Nous avons découvert que le fait de faire confiance à autrui, par exemple en lui prêtant de l'argent, entraîne un pic de sécrétion d'oxytocine et provoque chez l'autre le même phénomène, il sera lui aussi prêt à faire confiance. Nous sommes "câblés" pour coopérer et notre cerveau en tire de la satisfaction, au même titre que d'un bon repas ou d'une rencontre amoureuse.

Du point de vue de l'évolution, l'oxytocine agit sur une zone très ancienne du cerveau et cela, sans que nous en ayons conscience. Nous avons simplement le sentiment de vouloir partager avec quelqu'un qui nous a fait confiance.

Nous avons aussi découvert que 2% des étudiants qui ont participé à notre étude ne coopèrent pas avec autrui.

Si l'occasion se présente de partager de l'argent avec un étranger qui leur a fait confiance, ils s'y refusent, préférant tout garder pour eux. Dans mon laboratoire, nous utilisons un terme technique pour les désigner : "les bâtards".
Nos recherches montrent que leur cerveau fonctionne différemment, leur caractère ressemble à celui des sociopathes.
Ils ne portent pas la même attention à autrui que la plupart des gens et l'une des raisons semble en être un dysfonctionnement lié à l'oxytocine dans leur cerveau.

A cause d'eux, nous avons encore besoin d'un gouvernement et les échanges commerciaux et les tractations financières doivent être réglementés jusqu'au niveau individuel. Mais trop de réglementation anesthésie le sens moral.

Quand chaque infraction peut entraîner une pénalité, une transgression n'est plus une atteinte à la morale, mais tout simplement une méthode pour "utiliser le système" qui comporte le risque de se faire prendre et de devoir payer une amende.
Ces pénalités venues de l'extérieur risquent de dissiper le sentiment de culpabilité.

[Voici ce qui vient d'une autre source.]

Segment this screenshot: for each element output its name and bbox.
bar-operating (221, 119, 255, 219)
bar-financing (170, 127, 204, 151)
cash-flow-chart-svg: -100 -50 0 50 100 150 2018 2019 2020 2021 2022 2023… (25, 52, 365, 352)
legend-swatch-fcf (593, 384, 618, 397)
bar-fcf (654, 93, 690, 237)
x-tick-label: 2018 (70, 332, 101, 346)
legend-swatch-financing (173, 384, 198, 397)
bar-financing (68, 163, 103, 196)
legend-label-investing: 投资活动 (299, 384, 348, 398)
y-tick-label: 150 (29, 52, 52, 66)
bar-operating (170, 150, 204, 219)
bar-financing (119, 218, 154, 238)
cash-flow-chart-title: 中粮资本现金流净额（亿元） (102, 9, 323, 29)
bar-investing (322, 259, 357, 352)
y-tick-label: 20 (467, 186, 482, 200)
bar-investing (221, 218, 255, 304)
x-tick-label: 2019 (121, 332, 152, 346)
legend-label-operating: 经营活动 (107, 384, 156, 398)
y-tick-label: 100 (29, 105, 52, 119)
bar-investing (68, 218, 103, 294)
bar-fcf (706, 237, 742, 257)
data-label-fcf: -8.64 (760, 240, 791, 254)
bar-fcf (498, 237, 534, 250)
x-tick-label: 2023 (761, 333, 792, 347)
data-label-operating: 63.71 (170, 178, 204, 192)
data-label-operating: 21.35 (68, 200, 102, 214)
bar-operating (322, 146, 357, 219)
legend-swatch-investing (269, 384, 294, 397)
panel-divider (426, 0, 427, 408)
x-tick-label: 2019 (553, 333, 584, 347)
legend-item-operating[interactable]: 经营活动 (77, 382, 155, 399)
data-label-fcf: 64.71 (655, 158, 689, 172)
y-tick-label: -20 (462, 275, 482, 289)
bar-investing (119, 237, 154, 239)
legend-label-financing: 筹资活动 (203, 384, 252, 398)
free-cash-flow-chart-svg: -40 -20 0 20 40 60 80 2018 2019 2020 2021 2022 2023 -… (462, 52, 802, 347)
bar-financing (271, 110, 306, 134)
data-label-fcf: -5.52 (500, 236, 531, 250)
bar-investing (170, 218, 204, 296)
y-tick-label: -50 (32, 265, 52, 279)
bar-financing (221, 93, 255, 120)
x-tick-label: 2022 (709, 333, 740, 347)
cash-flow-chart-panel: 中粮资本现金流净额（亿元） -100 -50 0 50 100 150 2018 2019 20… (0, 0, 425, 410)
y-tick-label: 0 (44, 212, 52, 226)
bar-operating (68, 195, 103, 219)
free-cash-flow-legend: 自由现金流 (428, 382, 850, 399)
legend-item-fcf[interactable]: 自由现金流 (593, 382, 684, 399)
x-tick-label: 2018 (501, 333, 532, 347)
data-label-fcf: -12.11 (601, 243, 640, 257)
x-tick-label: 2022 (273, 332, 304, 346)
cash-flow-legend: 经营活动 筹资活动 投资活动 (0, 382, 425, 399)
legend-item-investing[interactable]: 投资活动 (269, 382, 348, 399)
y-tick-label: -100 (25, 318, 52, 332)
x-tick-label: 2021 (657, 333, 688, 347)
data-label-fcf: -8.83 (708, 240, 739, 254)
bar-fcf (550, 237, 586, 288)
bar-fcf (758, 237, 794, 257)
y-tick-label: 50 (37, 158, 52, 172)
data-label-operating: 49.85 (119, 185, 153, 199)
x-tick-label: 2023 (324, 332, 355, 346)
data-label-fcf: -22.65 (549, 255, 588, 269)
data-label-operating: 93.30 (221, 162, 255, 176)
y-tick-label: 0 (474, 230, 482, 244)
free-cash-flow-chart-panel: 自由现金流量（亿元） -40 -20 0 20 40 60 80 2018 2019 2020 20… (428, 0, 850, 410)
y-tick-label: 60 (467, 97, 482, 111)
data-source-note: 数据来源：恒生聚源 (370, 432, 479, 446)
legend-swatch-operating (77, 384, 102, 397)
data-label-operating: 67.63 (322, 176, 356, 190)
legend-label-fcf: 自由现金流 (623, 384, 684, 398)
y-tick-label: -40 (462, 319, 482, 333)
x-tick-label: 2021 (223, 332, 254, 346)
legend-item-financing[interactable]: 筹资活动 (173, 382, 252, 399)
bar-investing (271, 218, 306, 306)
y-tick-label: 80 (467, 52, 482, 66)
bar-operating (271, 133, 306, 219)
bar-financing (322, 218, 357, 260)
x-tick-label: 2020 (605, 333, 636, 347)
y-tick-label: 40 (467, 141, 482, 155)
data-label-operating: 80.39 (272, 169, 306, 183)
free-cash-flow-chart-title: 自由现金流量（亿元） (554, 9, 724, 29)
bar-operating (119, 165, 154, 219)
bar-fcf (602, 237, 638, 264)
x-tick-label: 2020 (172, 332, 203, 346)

A Enron, la technique consistait à morceler chaque décision, ainsi personne n'en était véritablement responsable et chacun pouvait prétendre ne pas être au courant s'il se faisait prendre. Lors de son procès, l'ancien pdg d'Enron, Jeffrey K. Skilling, a justifié son comportement en disant qu'il n'était pas un comptable.

Beaucoup de gens sont convaincus que le libéralisme économique porte atteinte à notre humanité. On pense par exemple au film de Charlie Chaplin, Les temps modernes , dans lequel un petit vagabond est un simple rouage de la machine capitaliste.

Ce point de vue, un résidu de la pensée marxiste, est erroné. Bien au contraire, le fait de travailler ensemble et de commercer les uns avec les autres constitue la moralité en action.